Cinema, Aspirinas e Urubus
Um alemão fugido da Segunda Guerra Mundial roda o sertão vendendo aspirinas, usando o cinema como recurso para chamar o público. Em suas andanças, dá carona a um homem que quer sair da região e tentar a sorte no Rio de Janeiro. Assim nasce uma amizade entre duas pessoas bastante diferentes e um filme brasileiro que consegue tratar da temática da seca de maneira original.
Desde o Cinema Novo os diretores brasileiros transformaram o sertão e a favela no centro de seus filmes. Denúncia da miséria e da violência, mas também às vezes uma visão idealizada, que enxerga nesses dois espaços um país mais "puro", não-contaminado pelos males da modernidade - há uma brilhante análise desse tipo de romantismo no livro "Em Busca do Povo Brasileiro - Artistas da Revolução, do CPC à Era da TV", do sociólogo Marcelo Ridenti.
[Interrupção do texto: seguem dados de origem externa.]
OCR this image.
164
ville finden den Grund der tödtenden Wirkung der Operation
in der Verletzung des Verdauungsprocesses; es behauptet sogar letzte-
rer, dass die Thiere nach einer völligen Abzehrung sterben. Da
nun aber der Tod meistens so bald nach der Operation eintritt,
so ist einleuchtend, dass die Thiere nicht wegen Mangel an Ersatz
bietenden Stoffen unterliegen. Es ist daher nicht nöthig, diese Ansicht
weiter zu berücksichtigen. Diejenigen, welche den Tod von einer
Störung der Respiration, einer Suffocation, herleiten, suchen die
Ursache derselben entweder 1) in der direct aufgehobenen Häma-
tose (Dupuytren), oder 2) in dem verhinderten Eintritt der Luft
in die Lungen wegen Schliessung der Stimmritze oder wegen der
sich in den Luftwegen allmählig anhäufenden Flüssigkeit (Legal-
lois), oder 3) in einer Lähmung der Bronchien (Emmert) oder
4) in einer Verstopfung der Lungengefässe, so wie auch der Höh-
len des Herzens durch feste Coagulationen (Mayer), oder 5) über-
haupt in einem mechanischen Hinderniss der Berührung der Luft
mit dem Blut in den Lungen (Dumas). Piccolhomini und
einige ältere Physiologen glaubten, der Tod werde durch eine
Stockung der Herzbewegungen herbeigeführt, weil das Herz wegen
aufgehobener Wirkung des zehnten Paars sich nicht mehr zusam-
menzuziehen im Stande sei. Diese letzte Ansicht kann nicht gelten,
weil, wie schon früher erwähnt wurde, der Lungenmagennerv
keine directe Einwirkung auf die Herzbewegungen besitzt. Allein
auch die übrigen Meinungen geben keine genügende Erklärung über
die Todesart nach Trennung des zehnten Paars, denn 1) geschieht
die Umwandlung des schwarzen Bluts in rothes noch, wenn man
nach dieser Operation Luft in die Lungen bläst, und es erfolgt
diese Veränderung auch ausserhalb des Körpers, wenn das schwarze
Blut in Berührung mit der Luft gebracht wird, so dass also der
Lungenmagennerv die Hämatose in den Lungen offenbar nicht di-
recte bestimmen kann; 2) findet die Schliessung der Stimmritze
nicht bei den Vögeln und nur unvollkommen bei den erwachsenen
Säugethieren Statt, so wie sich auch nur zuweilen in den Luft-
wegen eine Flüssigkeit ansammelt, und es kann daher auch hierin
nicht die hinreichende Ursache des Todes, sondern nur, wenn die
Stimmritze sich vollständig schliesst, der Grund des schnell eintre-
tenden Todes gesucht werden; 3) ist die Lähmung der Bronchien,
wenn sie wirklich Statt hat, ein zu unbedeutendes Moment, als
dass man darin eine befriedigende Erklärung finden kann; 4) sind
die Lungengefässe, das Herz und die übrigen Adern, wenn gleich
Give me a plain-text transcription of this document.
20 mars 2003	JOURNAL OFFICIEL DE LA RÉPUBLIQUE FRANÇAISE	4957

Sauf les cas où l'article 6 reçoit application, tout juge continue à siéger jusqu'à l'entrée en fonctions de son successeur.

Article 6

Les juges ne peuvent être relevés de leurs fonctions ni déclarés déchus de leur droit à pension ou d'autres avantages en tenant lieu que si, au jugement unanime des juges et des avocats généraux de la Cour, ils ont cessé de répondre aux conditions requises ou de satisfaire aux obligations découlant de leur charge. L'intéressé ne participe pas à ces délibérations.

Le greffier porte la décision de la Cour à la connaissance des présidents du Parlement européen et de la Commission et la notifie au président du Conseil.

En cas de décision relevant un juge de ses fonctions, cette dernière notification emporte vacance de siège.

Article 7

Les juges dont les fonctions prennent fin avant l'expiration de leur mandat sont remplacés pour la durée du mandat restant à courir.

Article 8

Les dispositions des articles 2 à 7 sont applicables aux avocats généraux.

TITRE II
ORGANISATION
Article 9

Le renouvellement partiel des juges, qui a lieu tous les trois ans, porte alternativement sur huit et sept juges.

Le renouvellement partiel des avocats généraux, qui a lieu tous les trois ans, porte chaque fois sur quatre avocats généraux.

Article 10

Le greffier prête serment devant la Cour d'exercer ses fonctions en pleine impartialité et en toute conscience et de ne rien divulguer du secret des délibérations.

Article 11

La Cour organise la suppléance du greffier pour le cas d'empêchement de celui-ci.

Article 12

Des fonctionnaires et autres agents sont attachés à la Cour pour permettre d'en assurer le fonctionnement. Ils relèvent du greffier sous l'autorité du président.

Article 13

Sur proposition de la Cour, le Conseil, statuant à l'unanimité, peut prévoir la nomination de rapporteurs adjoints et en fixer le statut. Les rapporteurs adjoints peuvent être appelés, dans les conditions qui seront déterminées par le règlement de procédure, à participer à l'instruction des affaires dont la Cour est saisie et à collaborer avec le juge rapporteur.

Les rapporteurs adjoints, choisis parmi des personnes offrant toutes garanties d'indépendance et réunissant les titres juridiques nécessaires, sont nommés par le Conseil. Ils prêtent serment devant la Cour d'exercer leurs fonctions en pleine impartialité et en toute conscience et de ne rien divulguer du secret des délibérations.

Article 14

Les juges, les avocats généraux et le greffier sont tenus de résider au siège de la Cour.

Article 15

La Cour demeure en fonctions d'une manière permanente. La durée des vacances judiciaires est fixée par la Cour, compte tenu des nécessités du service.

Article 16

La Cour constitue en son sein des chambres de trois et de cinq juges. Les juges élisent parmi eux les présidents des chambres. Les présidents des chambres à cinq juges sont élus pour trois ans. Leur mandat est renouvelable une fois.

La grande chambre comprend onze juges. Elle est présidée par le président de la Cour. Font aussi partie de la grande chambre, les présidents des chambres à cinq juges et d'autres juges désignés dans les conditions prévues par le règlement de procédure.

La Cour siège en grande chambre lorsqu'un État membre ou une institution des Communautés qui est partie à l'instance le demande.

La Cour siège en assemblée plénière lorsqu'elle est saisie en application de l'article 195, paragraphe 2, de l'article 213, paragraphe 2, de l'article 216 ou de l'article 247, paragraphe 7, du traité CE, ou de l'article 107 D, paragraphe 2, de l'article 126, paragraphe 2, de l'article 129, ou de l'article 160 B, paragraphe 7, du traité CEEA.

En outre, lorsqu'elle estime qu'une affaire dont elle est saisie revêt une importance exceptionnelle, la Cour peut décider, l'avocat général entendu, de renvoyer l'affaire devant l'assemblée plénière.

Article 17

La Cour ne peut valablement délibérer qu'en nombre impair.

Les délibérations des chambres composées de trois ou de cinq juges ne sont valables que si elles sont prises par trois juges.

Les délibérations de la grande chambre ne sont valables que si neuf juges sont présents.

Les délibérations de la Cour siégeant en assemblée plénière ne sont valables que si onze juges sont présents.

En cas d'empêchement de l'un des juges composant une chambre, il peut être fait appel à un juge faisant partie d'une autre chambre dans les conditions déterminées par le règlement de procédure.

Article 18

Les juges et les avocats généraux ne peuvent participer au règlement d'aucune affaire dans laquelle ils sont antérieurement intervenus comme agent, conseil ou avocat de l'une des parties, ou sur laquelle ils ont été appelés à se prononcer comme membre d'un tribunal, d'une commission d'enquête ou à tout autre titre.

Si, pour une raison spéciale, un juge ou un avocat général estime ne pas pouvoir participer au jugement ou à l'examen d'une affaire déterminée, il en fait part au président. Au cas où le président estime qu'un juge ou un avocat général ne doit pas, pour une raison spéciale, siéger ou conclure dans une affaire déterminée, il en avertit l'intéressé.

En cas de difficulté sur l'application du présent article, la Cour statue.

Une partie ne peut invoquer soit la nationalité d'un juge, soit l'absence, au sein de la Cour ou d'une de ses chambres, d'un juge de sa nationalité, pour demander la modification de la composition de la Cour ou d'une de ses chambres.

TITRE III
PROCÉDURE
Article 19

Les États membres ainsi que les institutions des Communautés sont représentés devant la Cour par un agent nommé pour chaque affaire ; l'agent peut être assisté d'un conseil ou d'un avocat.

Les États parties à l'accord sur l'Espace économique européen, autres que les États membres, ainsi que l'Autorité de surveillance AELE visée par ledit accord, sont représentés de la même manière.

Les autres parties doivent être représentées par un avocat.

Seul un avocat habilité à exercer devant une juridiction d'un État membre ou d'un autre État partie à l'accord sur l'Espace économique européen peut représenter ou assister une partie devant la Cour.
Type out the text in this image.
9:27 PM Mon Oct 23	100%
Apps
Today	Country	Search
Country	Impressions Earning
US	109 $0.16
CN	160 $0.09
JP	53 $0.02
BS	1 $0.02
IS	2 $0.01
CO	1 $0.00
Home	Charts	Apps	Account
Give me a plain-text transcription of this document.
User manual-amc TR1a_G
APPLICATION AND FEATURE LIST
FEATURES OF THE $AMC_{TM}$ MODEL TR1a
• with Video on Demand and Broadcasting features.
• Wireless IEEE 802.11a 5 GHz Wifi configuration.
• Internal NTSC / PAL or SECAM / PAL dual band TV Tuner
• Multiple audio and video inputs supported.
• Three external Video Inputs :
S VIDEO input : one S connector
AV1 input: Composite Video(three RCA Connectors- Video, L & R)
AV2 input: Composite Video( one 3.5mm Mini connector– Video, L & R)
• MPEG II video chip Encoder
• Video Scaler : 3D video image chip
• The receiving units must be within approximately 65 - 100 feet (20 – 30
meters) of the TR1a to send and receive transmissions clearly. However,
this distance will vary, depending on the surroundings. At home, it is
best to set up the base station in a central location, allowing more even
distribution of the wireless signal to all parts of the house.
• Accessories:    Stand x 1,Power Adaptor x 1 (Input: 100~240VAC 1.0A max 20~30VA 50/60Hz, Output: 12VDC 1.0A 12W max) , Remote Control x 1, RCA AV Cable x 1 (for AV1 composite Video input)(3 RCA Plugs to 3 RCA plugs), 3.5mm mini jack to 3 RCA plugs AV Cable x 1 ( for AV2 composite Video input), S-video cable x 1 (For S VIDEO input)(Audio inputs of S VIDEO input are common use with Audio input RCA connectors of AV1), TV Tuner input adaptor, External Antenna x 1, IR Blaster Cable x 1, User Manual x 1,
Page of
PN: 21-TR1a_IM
"Cinema, Aspirinas e Urubus" tem um certo parentesco com "Baile Perfumado", porque inova no tratamento desse tema, mostrando o diálogo entre o moderno - a própria guerra, que acaba chegando ao sertão, o cinema, os hilariantes anúncios de aspirina (parece que à época ela era usada não só para combater dor de cabeça, mas como uma precursora do viagra e do prozac) - e a aspereza do clima e da pobreza, simbolizada pelos urubus. Ponto para o diretor Marcelo Gomes, que faz uma bela e promissora estréia em longa-metragem.
Vale destacar também o ótimo desempenho do ator João Miguel, que interpreta o retirante Ranulpho como um tipo amargurado e ressentido, de humor sarcástico, que despreza o próprio país e seu povo. Contraste com as músicas e cinejornais de tom ufanista do Estado Novo, que louvam as grandezas de um Brasil que só existe na propaganda oficial.
Outro lançamento brasileiro que conferi foi "O Fim e o Princípio", documentário de Eduardo Coutinho. Não gostei. Coutinho repete sua fórmula habitual: conversas com pessoas comuns numa comunidade marginalizada, desta vez um povoado no interior da Paraíba. São histórias de vida sofridas, de gente muito pobre, isolada.